Parmi les choses que l'on devrait faire plus, il y a la lecture. Lire est une
activité essentielle à la nourriture de l'âme et nous permet de nous faire une
belle tête. Trop peu de gens lisent même s'ils aiment les histoires. Plongée
dans le monde de la littérature.
L'art du roman
Jean-Paul
Sartre a écrit que : L'écrivain a choisi de dévoiler le monde et
singulièrement l'homme aux autres hommes pour que ceux-ci prennent en face de
l'objet mis à nu leur entière responsabilité. La fonction de l'écrivain est de
faire en sorte que nul ne puisse ignorer le monde et que nul ne puisse se dire innocent »
(situations II - tiré du texte d'opinion d'Éric Corneillier « Au cœur de
l'été, la guerre... 1914-2014 dans Le
Devoir, samedi 2 août 2014 p.B4).
Ce qui fait
la force d'un romancier c'est sa capacité à aller au fond des choses par le
biais des points de vue de ses personnages. C'est pourquoi comme l'écrit Éric
Corneillier : « l'art du roman, le vrai, ne relève pas d'une
technique du divertissement. Il relève plutôt d'un approfondissement de notre
compréhension de l'existence dans ses multiples déclinaisons possibles. » (Le Devoir samedi, 2 août 2014 p. B4). En
fait, la force de la littérature c'est qu'elle nous raconte des histoires de
vie. Des vies possibles d'autrui ou encore des tranches de nos propres vies.
Vie et
littérature : histoire de vies...
La vie est
cependant encore plus riche que la littérature. Le point de vue des uns et des
autres sur ce que nous vivons collectivement est encore plus romancé qu'un
roman. Nos histoires de vie personnelle fondent notre compréhension au monde et
notre rapport aux autres. Plus une personne est soumise à des histoires de vies,
plus elle sera susceptible d'adopter des points de vue nuancés ou faire preuve
d'une plus grande ouverture aux histoires des vies autres que la nôtre. La
littérature et le roman nous racontent des histoires qui aident à une meilleure
compréhension du monde et comme le disait si bien Sartre de façon à ce que
personne ne puisse se dire ignorant du monde dans lequel nous vivons...
Les
Jacarandas de Téhéran
L'actualité
donne prise à de nombreuses histoires d'horreur.
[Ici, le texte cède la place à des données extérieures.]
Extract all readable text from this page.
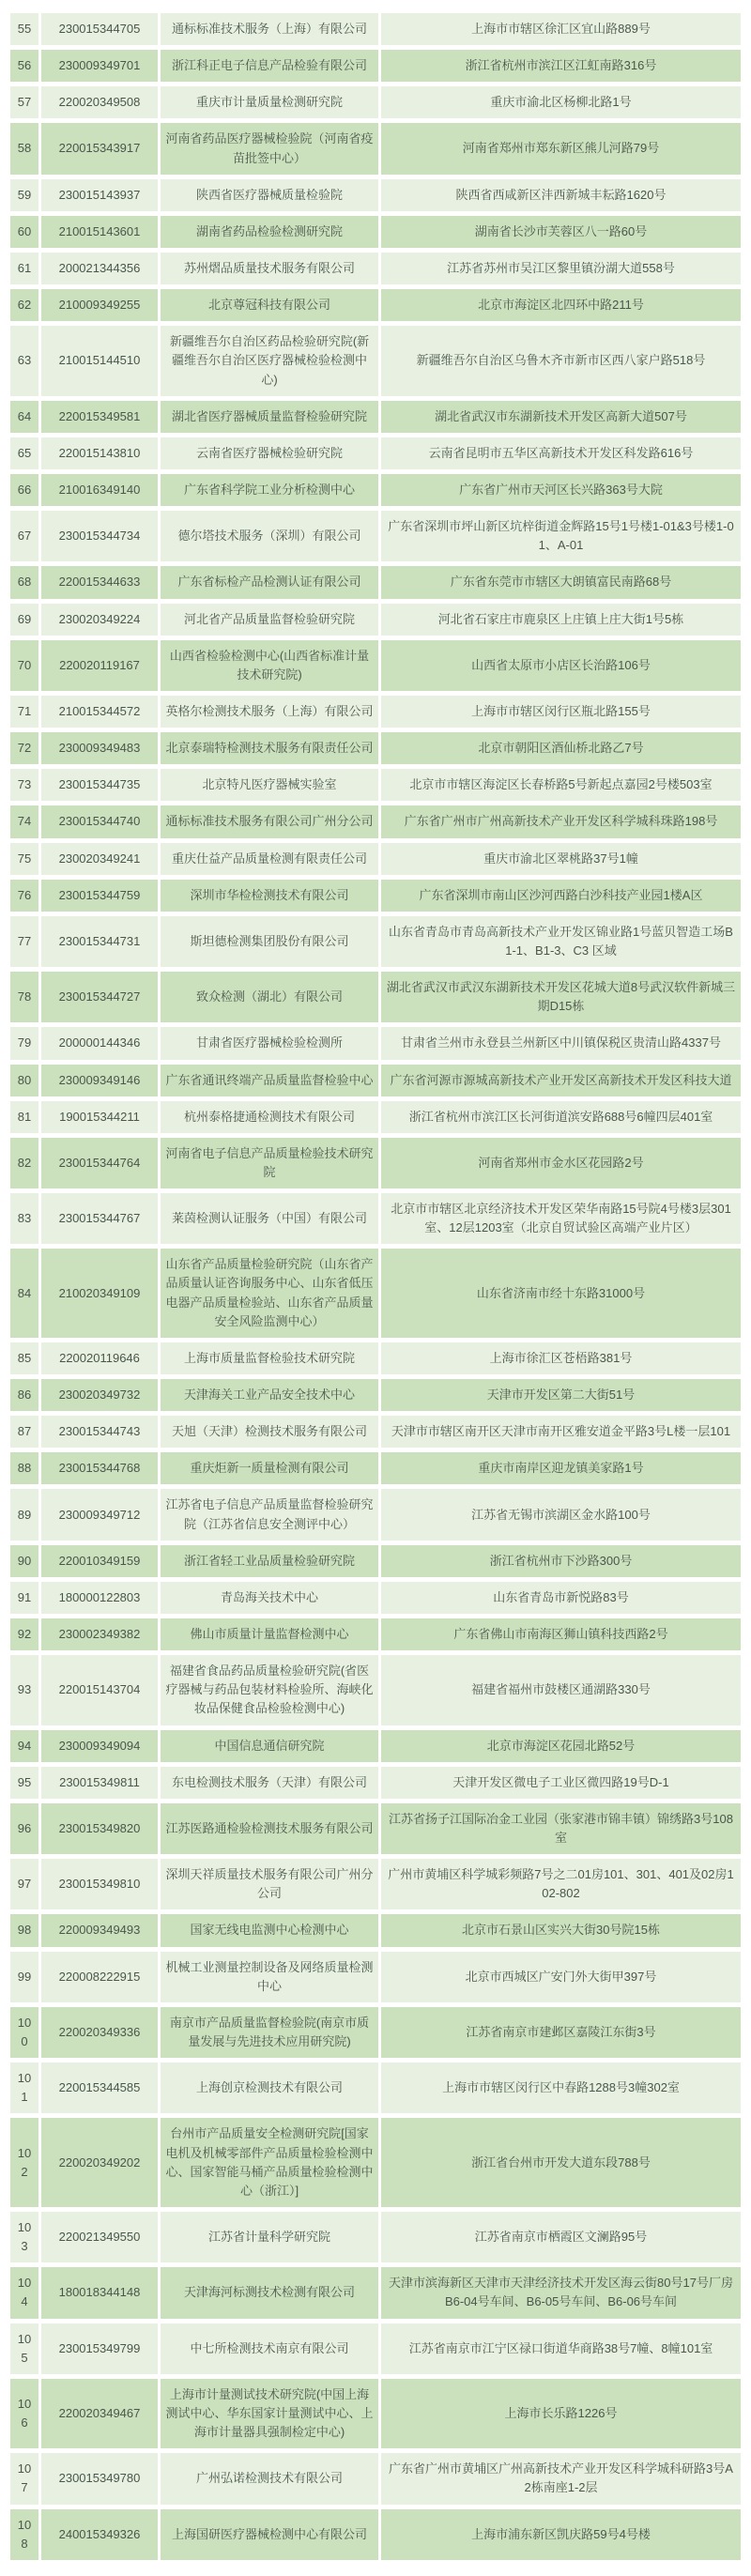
55	230015344705	通标标准技术服务（上海）有限公司	上海市市辖区徐汇区宜山路889号
56	230009349701	浙江科正电子信息产品检验有限公司	浙江省杭州市滨江区江虹南路316号
57	220020349508	重庆市计量质量检测研究院	重庆市渝北区杨柳北路1号
58	220015343917	河南省药品医疗器械检验院（河南省疫苗批签中心）	河南省郑州市郑东新区熊儿河路79号
59	230015143937	陕西省医疗器械质量检验院	陕西省西咸新区沣西新城丰耘路1620号
60	210015143601	湖南省药品检验检测研究院	湖南省长沙市芙蓉区八一路60号
61	200021344356	苏州熠品质量技术服务有限公司	江苏省苏州市吴江区黎里镇汾湖大道558号
62	210009349255	北京尊冠科技有限公司	北京市海淀区北四环中路211号
63	210015144510	新疆维吾尔自治区药品检验研究院(新疆维吾尔自治区医疗器械检验检测中心)	新疆维吾尔自治区乌鲁木齐市新市区西八家户路518号
64	220015349581	湖北省医疗器械质量监督检验研究院	湖北省武汉市东湖新技术开发区高新大道507号
65	220015143810	云南省医疗器械检验研究院	云南省昆明市五华区高新技术开发区科发路616号
66	210016349140	广东省科学院工业分析检测中心	广东省广州市天河区长兴路363号大院
67	230015344734	德尔塔技术服务（深圳）有限公司	广东省深圳市坪山新区坑梓街道金辉路15号1号楼1-01&3号楼1-01、A-01
68	220015344633	广东省标检产品检测认证有限公司	广东省东莞市市辖区大朗镇富民南路68号
69	230020349224	河北省产品质量监督检验研究院	河北省石家庄市鹿泉区上庄镇上庄大街1号5栋
70	220020119167	山西省检验检测中心(山西省标准计量技术研究院)	山西省太原市小店区长治路106号
71	210015344572	英格尔检测技术服务（上海）有限公司	上海市市辖区闵行区瓶北路155号
72	230009349483	北京泰瑞特检测技术服务有限责任公司	北京市朝阳区酒仙桥北路乙7号
73	230015344735	北京特凡医疗器械实验室	北京市市辖区海淀区长春桥路5号新起点嘉园2号楼503室
74	230015344740	通标标准技术服务有限公司广州分公司	广东省广州市广州高新技术产业开发区科学城科珠路198号
75	230020349241	重庆仕益产品质量检测有限责任公司	重庆市渝北区翠桃路37号1幢
76	230015344759	深圳市华检检测技术有限公司	广东省深圳市南山区沙河西路白沙科技产业园1楼A区
77	230015344731	斯坦德检测集团股份有限公司	山东省青岛市青岛高新技术产业开发区锦业路1号蓝贝智造工场B1-1、B1-3、C3 区域
78	230015344727	致众检测（湖北）有限公司	湖北省武汉市武汉东湖新技术开发区花城大道8号武汉软件新城三期D15栋
79	200000144346	甘肃省医疗器械检验检测所	甘肃省兰州市永登县兰州新区中川镇保税区贵清山路4337号
80	230009349146	广东省通讯终端产品质量监督检验中心	广东省河源市源城高新技术产业开发区高新技术开发区科技大道
81	190015344211	杭州泰格捷通检测技术有限公司	浙江省杭州市滨江区长河街道滨安路688号6幢四层401室
82	230015344764	河南省电子信息产品质量检验技术研究院	河南省郑州市金水区花园路2号
83	230015344767	莱茵检测认证服务（中国）有限公司	北京市市辖区北京经济技术开发区荣华南路15号院4号楼3层301室、12层1203室（北京自贸试验区高端产业片区）
84	210020349109	山东省产品质量检验研究院（山东省产品质量认证咨询服务中心、山东省低压电器产品质量检验站、山东省产品质量安全风险监测中心）	山东省济南市经十东路31000号
85	220020119646	上海市质量监督检验技术研究院	上海市徐汇区苍梧路381号
86	230020349732	天津海关工业产品安全技术中心	天津市开发区第二大街51号
87	230015344743	天旭（天津）检测技术服务有限公司	天津市市辖区南开区天津市南开区雅安道金平路3号L楼一层101
88	230015344768	重庆炬新一质量检测有限公司	重庆市南岸区迎龙镇美家路1号
89	230009349712	江苏省电子信息产品质量监督检验研究院（江苏省信息安全测评中心）	江苏省无锡市滨湖区金水路100号
90	220010349159	浙江省轻工业品质量检验研究院	浙江省杭州市下沙路300号
91	180000122803	青岛海关技术中心	山东省青岛市新悦路83号
92	230002349382	佛山市质量计量监督检测中心	广东省佛山市南海区狮山镇科技西路2号
93	220015143704	福建省食品药品质量检验研究院(省医疗器械与药品包装材料检验所、海峡化妆品保健食品检验检测中心)	福建省福州市鼓楼区通湖路330号
94	230009349094	中国信息通信研究院	北京市海淀区花园北路52号
95	230015349811	东电检测技术服务（天津）有限公司	天津开发区微电子工业区微四路19号D-1
96	230015349820	江苏医路通检验检测技术服务有限公司	江苏省扬子江国际冶金工业园（张家港市锦丰镇）锦绣路3号108室
97	230015349810	深圳天祥质量技术服务有限公司广州分公司	广州市黄埔区科学城彩频路7号之二01房101、301、401及02房102-802
98	220009349493	国家无线电监测中心检测中心	北京市石景山区实兴大街30号院15栋
99	220008222915	机械工业测量控制设备及网络质量检测中心	北京市西城区广安门外大街甲397号
100	220020349336	南京市产品质量监督检验院(南京市质量发展与先进技术应用研究院)	江苏省南京市建邺区嘉陵江东街3号
101	220015344585	上海创京检测技术有限公司	上海市市辖区闵行区中春路1288号3幢302室
102	220020349202	台州市产品质量安全检测研究院[国家电机及机械零部件产品质量检验检测中心、国家智能马桶产品质量检验检测中心（浙江）]	浙江省台州市开发大道东段788号
103	220021349550	江苏省计量科学研究院	江苏省南京市栖霞区文澜路95号
104	180018344148	天津海河标测技术检测有限公司	天津市滨海新区天津市天津经济技术开发区海云街80号17号厂房B6-04号车间、B6-05号车间、B6-06号车间
105	230015349799	中七所检测技术南京有限公司	江苏省南京市江宁区禄口街道华商路38号7幢、8幢101室
106	220020349467	上海市计量测试技术研究院(中国上海测试中心、华东国家计量测试中心、上海市计量器具强制检定中心)	上海市长乐路1226号
107	230015349780	广州弘诺检测技术有限公司	广东省广州市黄埔区广州高新技术产业开发区科学城科研路3号A2栋南座1-2层
108	240015349326	上海国研医疗器械检测中心有限公司	上海市浦东新区凯庆路59号4号楼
Nous n'avons qu'à penser au
sort réservé aux Palestiniens par l'État d'Israël ces jours-ci pour nous en
convaincre. Si tous les dirigeants de l'État d'Israël lisaient le roman de l'Iranienne
Sahar Delijani « Les Jacarandas de
Téhéran », ils pourraient mieux comprendre les espoirs des musulmans déçus
par des révolutions détournées au profit des mollahs au mépris de leurs
libertés. Se mettre dans les chaussures de l'Autre avant de porter un jugement
comme le répétait souvent mon grand-père est une bonne façon de se libérer de
ses préjugés et de ses démons. Les histoires de vies de ces Iraniennes et Iraniens
persécutés par l'État iranien dans la version que nous donnent les personnages mis
en scène par Délijani a de quoi faire réfléchir quiconque revendique un peu
d'humanité.
Lire un tel roman
avec en filigrane la grave crise palestinienne et des crimes commis par l'État
d'Israël contre des civils palestiniens, femmes et enfants, a de quoi remuer
nos sentiments et nous amener à être critique de la position de notre
gouvernement quant à la question de la Palestine et de l'État juif. Voilà un
bel exemple qui lie la littérature à notre vie actuelle.
Notre-Dame du Nil
Ce qui
est vrai pour le roman de Delijani est aussi vrai pour le roman de Scholastique
Mukasonga : « Notre dame du Nil »
qui raconte l'histoire de jeunes filles africaines que l'on prépare à leur vie
de femme soumise et où l'on sent bien poindre le génocide à venir au Rwanda. L'histoire de ce roman traite d'un lycée perché
sur la crête Congo-Nil au Rwanda et réunit des jeunes filles dont les familles
espèrent qu'elles parviendront vierges au mariage négocié pour elles dans
l'intérêt du lignage. Prélude au génocide, le huis clos, où doivent vivre des
lycéennes encerclées par les nervis du pouvoir hutu, fonctionne comme un
microcosme existentiel. De quoi faire réfléchir au sort de ces jeunes Africaines
enlevées par Boko Haram au Cameroun.
C'est pour dire que la littérature est plus
vraie que nature et elle offre un potentiel à celle ou celui qui s'y prête à
mieux comprendre et mieux réfléchir le monde dans lequel nous vivons. J'ai pris
des exemples lointains, mais j'aurais pu aussi parler de choses plus près de
nous comme le roman de Claudine Bourbonnais Métis
Beach qui parle d'Exil, de riches et de pauvres et de notre rapport à
l'Amérique et à l'argent.
Se raconter grâce à la littérature...
La littérature nourrit parce qu'elle nous
raconte des histoires de vies... En fait elle raconte l'histoire de nos vies.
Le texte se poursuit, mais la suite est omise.